The move would lower electricity generating costs and make the plants more environmentally friendly, the Singapore Straits Times reported.
Senoko has signed a deal with German industrial group Siemens to extend the life of four gas-fired turbines used in its modern combined cycle plants (CCPs). The plants can generate 850 MW of electricity.
The upgrading project would take two years to complete and could extend the life of the gas turbines by 12 years, Senoko chief executive Roy Adair said at a press conference.
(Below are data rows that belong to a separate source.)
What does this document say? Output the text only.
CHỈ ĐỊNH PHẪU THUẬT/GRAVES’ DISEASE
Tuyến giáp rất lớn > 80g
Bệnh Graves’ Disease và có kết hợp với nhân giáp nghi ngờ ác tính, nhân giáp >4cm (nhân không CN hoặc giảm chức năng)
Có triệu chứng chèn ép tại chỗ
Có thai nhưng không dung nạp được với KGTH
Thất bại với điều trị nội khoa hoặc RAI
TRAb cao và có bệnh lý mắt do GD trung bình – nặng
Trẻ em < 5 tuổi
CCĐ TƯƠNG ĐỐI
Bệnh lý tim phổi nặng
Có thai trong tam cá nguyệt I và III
He also said the life extension project was necessary because “the gas turbine blades have reached the end of their design life.''
The four gas turbines, originally installed by Siemens, have been in operation since 1990.
Adair said it was cheaper to upgrade the turbines than to build a new combined cycle plant – which may cost twice as much.
He also reckoned that the cost-savings from the upgraded turbines would eventually be passed on to consumers.
Senoko, which operates a combination of CCPs and steam-powered plants, said it was expanding its total combined capacity to 3,300 MW, from 2,670 MW, by the end of the year.
This will make it Singapore’s largest electricity producer. The other two power-generating companies here are PowerSeraya and Tuas Power.